According to Chambers, “Our children, with their social network[ing], have presented us with the future of productivity”. Chambers said. Chambers believes that the next stage of Internet development will drive a renewed productivity boom - like the one in the 1990s as the internet began maturing, leading to improved decision making and enhanced productivity.

Cisco is practicing what it preaches. According to Chambers:

- Use of internal wikis to share information between business units has jumped from just 4% in January to around 30% now.
- Use of Cisco’s C Vision, an internal YouTube-like video sharing site, has increased 10x in the last seven months.
- Use of collaboration tools is enabling Cisco to significantly increase the number of major projects (in particular the creation of new business) being worked on at once - from two a year to more than 24 annually.

See BusinessWeek coverage and videos.

Thursday, September 4, 2008

The Complexity of Simplicity

I recently finished reading The Laws of Simplicity by John Maeda, former MIT Media Lab director and now President of the Rhode Island School of Design (RISD). In this book, Maeda offers ten laws for balancing simplicity and complexity in business, technology, and design.

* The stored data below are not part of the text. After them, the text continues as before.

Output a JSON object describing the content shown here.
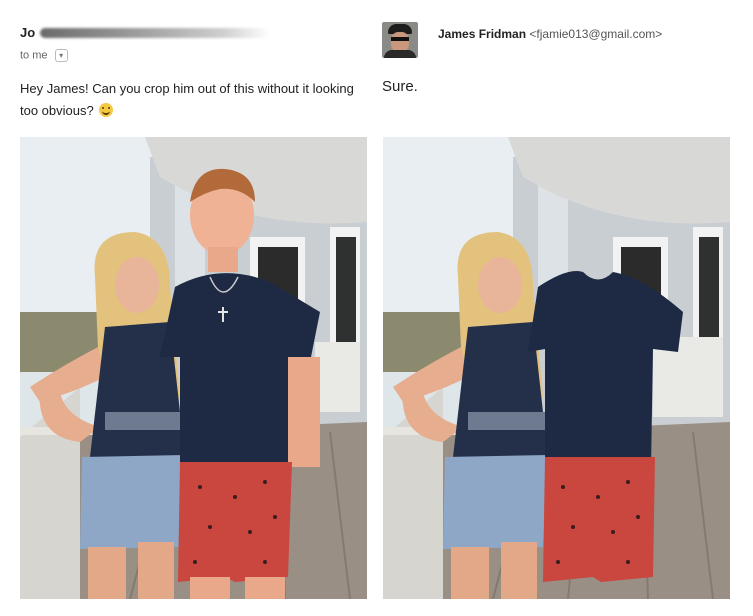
{
  "request_email": {
    "sender_name_visible": "Jo",
    "recipient_line": "to me",
    "message": "Hey James! Can you crop him out of this without it looking too obvious?",
    "emoji": "grinning-face-emoji"
  },
  "reply_email": {
    "sender_name": "James Fridman",
    "sender_email": "<fjamie013@gmail.com>",
    "message": "Sure."
  },
  "colors": {
    "shirt_navy": "#1e2a44",
    "shorts_red": "#c9473f",
    "deck_wood": "#9a8f84",
    "sky": "#e8eef2"
  }
}
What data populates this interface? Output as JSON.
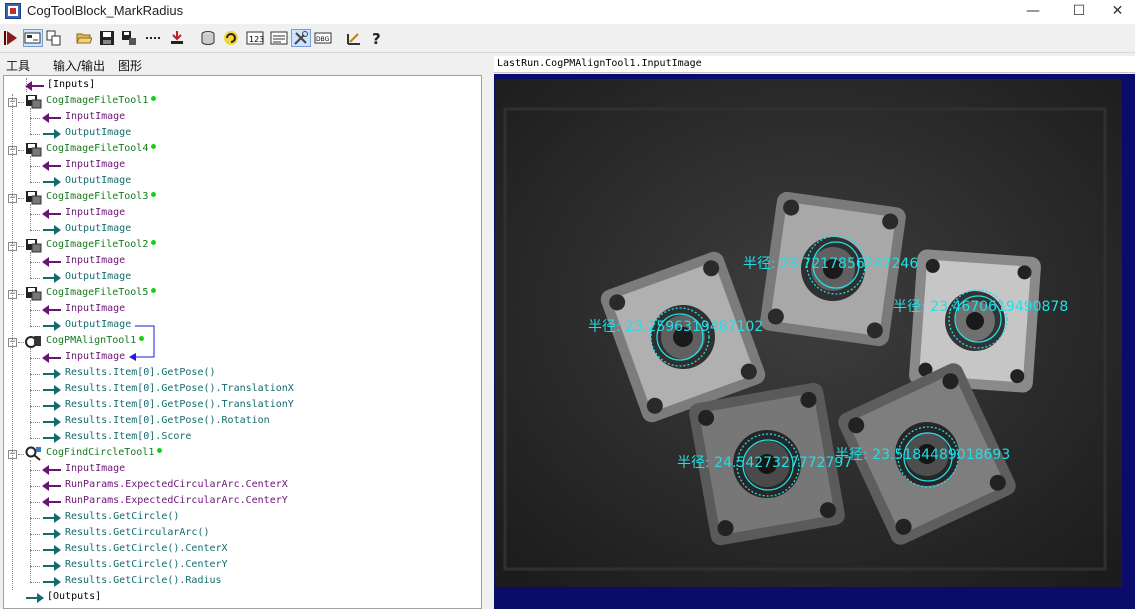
{
  "window": {
    "title": "CogToolBlock_MarkRadius",
    "minimize": "—",
    "maximize": "☐",
    "close": "✕"
  },
  "toolbar": {
    "buttons": [
      "run-icon",
      "tool-view-icon",
      "copy-icon",
      "open-folder-icon",
      "save-icon",
      "floppy-network-icon",
      "dots-icon",
      "import-icon",
      "database-icon",
      "refresh-icon",
      "numeric-icon",
      "form-icon",
      "tools-icon",
      "debug-icon",
      "measure-icon",
      "help-icon"
    ]
  },
  "tabs": {
    "tools": "工具",
    "io": "输入/输出",
    "graphics": "图形"
  },
  "tree": {
    "inputs": "[Inputs]",
    "outputs": "[Outputs]",
    "tools": [
      {
        "name": "CogImageFileTool1",
        "items": [
          {
            "label": "InputImage",
            "dir": "in"
          },
          {
            "label": "OutputImage",
            "dir": "out"
          }
        ]
      },
      {
        "name": "CogImageFileTool4",
        "items": [
          {
            "label": "InputImage",
            "dir": "in"
          },
          {
            "label": "OutputImage",
            "dir": "out"
          }
        ]
      },
      {
        "name": "CogImageFileTool3",
        "items": [
          {
            "label": "InputImage",
            "dir": "in"
          },
          {
            "label": "OutputImage",
            "dir": "out"
          }
        ]
      },
      {
        "name": "CogImageFileTool2",
        "items": [
          {
            "label": "InputImage",
            "dir": "in"
          },
          {
            "label": "OutputImage",
            "dir": "out"
          }
        ]
      },
      {
        "name": "CogImageFileTool5",
        "items": [
          {
            "label": "InputImage",
            "dir": "in"
          },
          {
            "label": "OutputImage",
            "dir": "out"
          }
        ]
      },
      {
        "name": "CogPMAlignTool1",
        "items": [
          {
            "label": "InputImage",
            "dir": "in"
          },
          {
            "label": "Results.Item[0].GetPose()",
            "dir": "out"
          },
          {
            "label": "Results.Item[0].GetPose().TranslationX",
            "dir": "out"
          },
          {
            "label": "Results.Item[0].GetPose().TranslationY",
            "dir": "out"
          },
          {
            "label": "Results.Item[0].GetPose().Rotation",
            "dir": "out"
          },
          {
            "label": "Results.Item[0].Score",
            "dir": "out"
          }
        ]
      },
      {
        "name": "CogFindCircleTool1",
        "items": [
          {
            "label": "InputImage",
            "dir": "in"
          },
          {
            "label": "RunParams.ExpectedCircularArc.CenterX",
            "dir": "in"
          },
          {
            "label": "RunParams.ExpectedCircularArc.CenterY",
            "dir": "in"
          },
          {
            "label": "Results.GetCircle()",
            "dir": "out"
          },
          {
            "label": "Results.GetCircularArc()",
            "dir": "out"
          },
          {
            "label": "Results.GetCircle().CenterX",
            "dir": "out"
          },
          {
            "label": "Results.GetCircle().CenterY",
            "dir": "out"
          },
          {
            "label": "Results.GetCircle().Radius",
            "dir": "out"
          }
        ]
      }
    ]
  },
  "view": {
    "title": "LastRun.CogPMAlignTool1.InputImage",
    "labels": [
      {
        "text": "半径: 23.7217856247246"
      },
      {
        "text": "半径: 23.4670619490878"
      },
      {
        "text": "半径: 23.2596319487102"
      },
      {
        "text": "半径: 24.5427327772797"
      },
      {
        "text": "半径: 23.5184489018693"
      }
    ]
  },
  "colors": {
    "tool": "#157a1e",
    "input_arrow": "#6a1573",
    "output_arrow": "#136b70",
    "overlay": "#1fe0e8",
    "frame": "#0b0b6b"
  }
}
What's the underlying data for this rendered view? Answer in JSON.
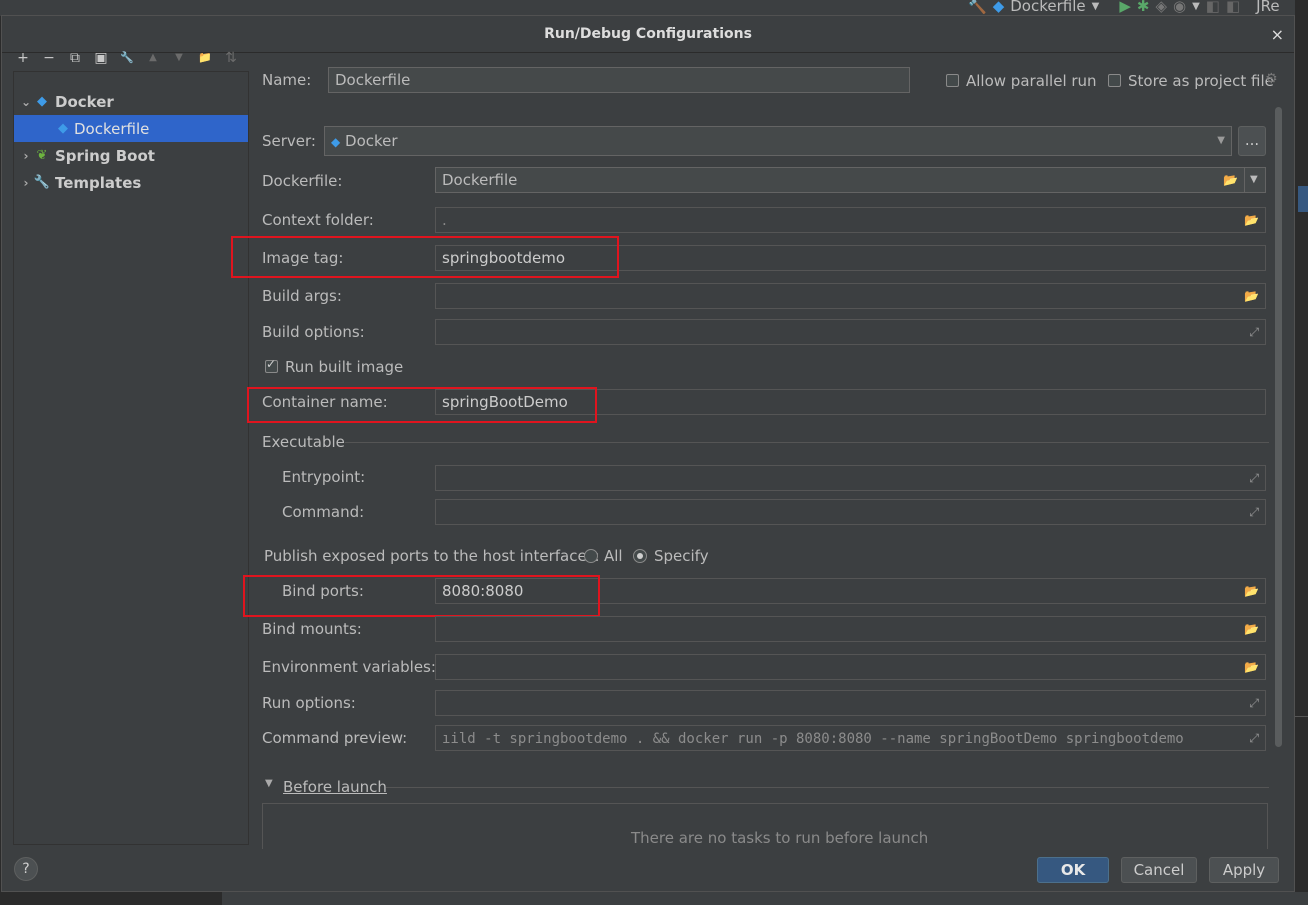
{
  "ide": {
    "run_config": "Dockerfile",
    "user_fragment": "JRe"
  },
  "dialog": {
    "title": "Run/Debug Configurations",
    "close_symbol": "×"
  },
  "toolbar": {
    "add": "+",
    "remove": "−",
    "copy": "⧉",
    "save": "▣",
    "edit": "🔧",
    "up": "▲",
    "down": "▼",
    "folder": "📁",
    "sort": "⇅"
  },
  "tree": {
    "items": [
      {
        "label": "Docker",
        "icon": "docker-icon",
        "expanded": true
      },
      {
        "label": "Dockerfile",
        "icon": "docker-icon",
        "selected": true
      },
      {
        "label": "Spring Boot",
        "icon": "spring-boot-icon"
      },
      {
        "label": "Templates",
        "icon": "wrench-icon"
      }
    ]
  },
  "form": {
    "name_label": "Name:",
    "name_value": "Dockerfile",
    "allow_parallel_label": "Allow parallel run",
    "store_project_label": "Store as project file",
    "server_label": "Server:",
    "server_value": "Docker",
    "more_button": "...",
    "dockerfile_label": "Dockerfile:",
    "dockerfile_value": "Dockerfile",
    "context_label": "Context folder:",
    "context_value": ".",
    "image_tag_label": "Image tag:",
    "image_tag_value": "springbootdemo",
    "build_args_label": "Build args:",
    "build_args_value": "",
    "build_options_label": "Build options:",
    "build_options_value": "",
    "run_built_label": "Run built image",
    "run_built_checked": true,
    "container_name_label": "Container name:",
    "container_name_value": "springBootDemo",
    "executable_label": "Executable",
    "entrypoint_label": "Entrypoint:",
    "entrypoint_value": "",
    "command_label": "Command:",
    "command_value": "",
    "publish_label": "Publish exposed ports to the host interfaces:",
    "publish_all_label": "All",
    "publish_specify_label": "Specify",
    "publish_selected": "Specify",
    "bind_ports_label": "Bind ports:",
    "bind_ports_value": "8080:8080",
    "bind_mounts_label": "Bind mounts:",
    "bind_mounts_value": "",
    "env_label": "Environment variables:",
    "env_value": "",
    "run_options_label": "Run options:",
    "run_options_value": "",
    "preview_label": "Command preview:",
    "preview_value": "ıild -t springbootdemo . && docker run -p 8080:8080 --name springBootDemo springbootdemo",
    "before_launch_label": "Before launch",
    "before_launch_empty": "There are no tasks to run before launch"
  },
  "buttons": {
    "ok": "OK",
    "cancel": "Cancel",
    "apply": "Apply",
    "help": "?"
  },
  "colors": {
    "background": "#3c3f41",
    "selection": "#2f65ca",
    "highlight_box": "#e0141e",
    "primary_button": "#365880"
  }
}
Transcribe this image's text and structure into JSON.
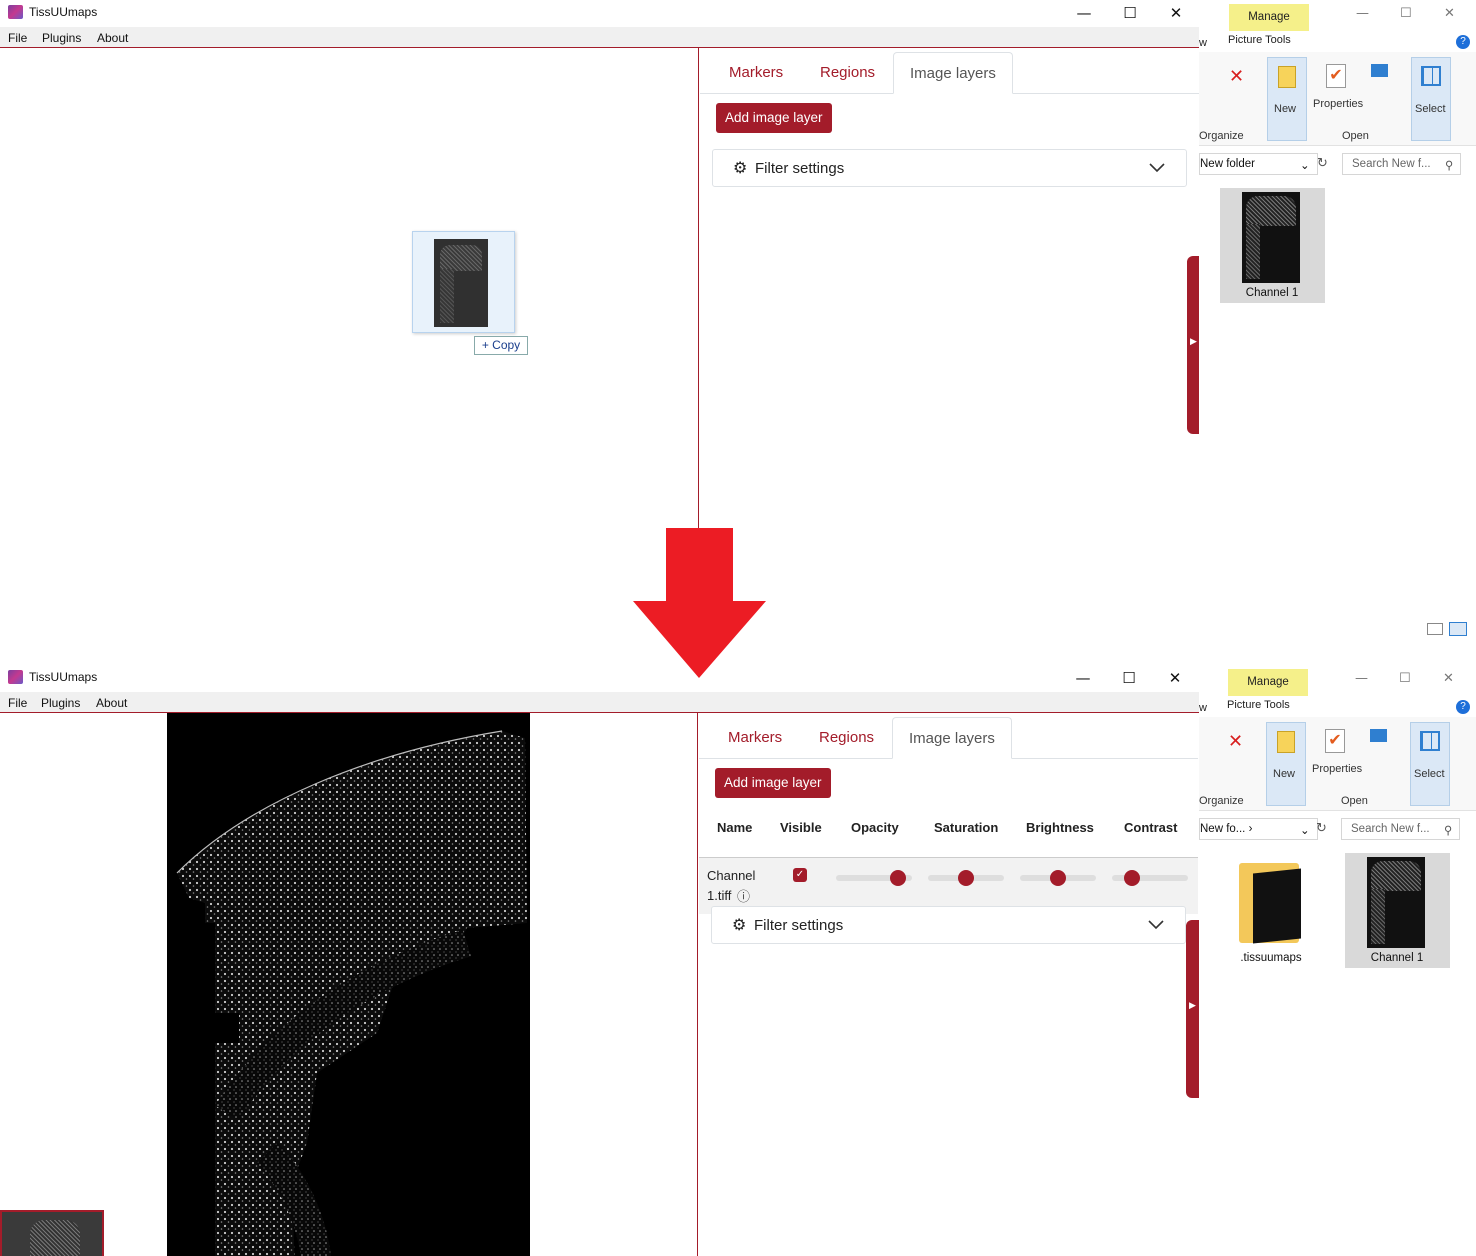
{
  "app": {
    "title": "TissUUmaps",
    "window_controls": [
      "—",
      "☐",
      "✕"
    ],
    "menu": [
      "File",
      "Plugins",
      "About"
    ]
  },
  "tabs": [
    "Markers",
    "Regions",
    "Image layers"
  ],
  "add_layer_label": "Add image layer",
  "filter_label": "Filter settings",
  "drag_copy_label": "+ Copy",
  "layer_table": {
    "headers": [
      "Name",
      "Visible",
      "Opacity",
      "Saturation",
      "Brightness",
      "Contrast"
    ],
    "row": {
      "name_line1": "Channel",
      "name_line2": "1.tiff",
      "info_icon": "ⓘ",
      "visible": true,
      "opacity": 0.9,
      "saturation": 0.5,
      "brightness": 0.5,
      "contrast": 0.2
    }
  },
  "explorer": {
    "manage_label": "Manage",
    "picture_tools_label": "Picture Tools",
    "view_fragment": "w",
    "ribbon": {
      "new": "New",
      "properties": "Properties",
      "select": "Select",
      "organize": "Organize",
      "open": "Open"
    },
    "top": {
      "address": "New folder",
      "search_placeholder": "Search New f...",
      "files": [
        "Channel 1"
      ]
    },
    "bottom": {
      "address": "New fo...  ›",
      "search_placeholder": "Search New f...",
      "files": [
        ".tissuumaps",
        "Channel 1"
      ]
    }
  },
  "colors": {
    "accent": "#a31c2a",
    "arrow": "#ec1c24",
    "manage_bg": "#f5f08a"
  },
  "icons": [
    "app-icon",
    "gear-icon",
    "chevron-down-icon",
    "down-arrow-icon",
    "info-icon",
    "search-icon",
    "refresh-icon"
  ]
}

As a technology marketer and techno junkie, I share Maeda’s opinion that “technology has made our lives more full, yet at the same time we’ve become uncomfortably “full.” So how can we as product designers, product marketers, consumers, and technology users address this conflict? Consider the following:

Law 1: Reduce
The simplest way to achieve simplicity is through thoughtful reduction.

Law 2: Organize
Organization makes a system of many appear fewer.

Law 3: Time
Savings in time feel like simplicity.

Law 4: Learn
Knowledge makes everything simpler.

Law 5: Differences
Simplicity and complexity need each other.

Law 6: Context
What lies in the periphery of simplicity is definitely not peripheral.

Law 7: Emotion
More emotions are better than less.

Law 8: Trust
In simplicity we trust.

Law 9: Failure
Some things can never be made simple.

Law 10: The One
Simplicity is about subtracting the obvious, and adding the meaningful.

Details of these Laws of Simplicity can be found on Maeda’s blog.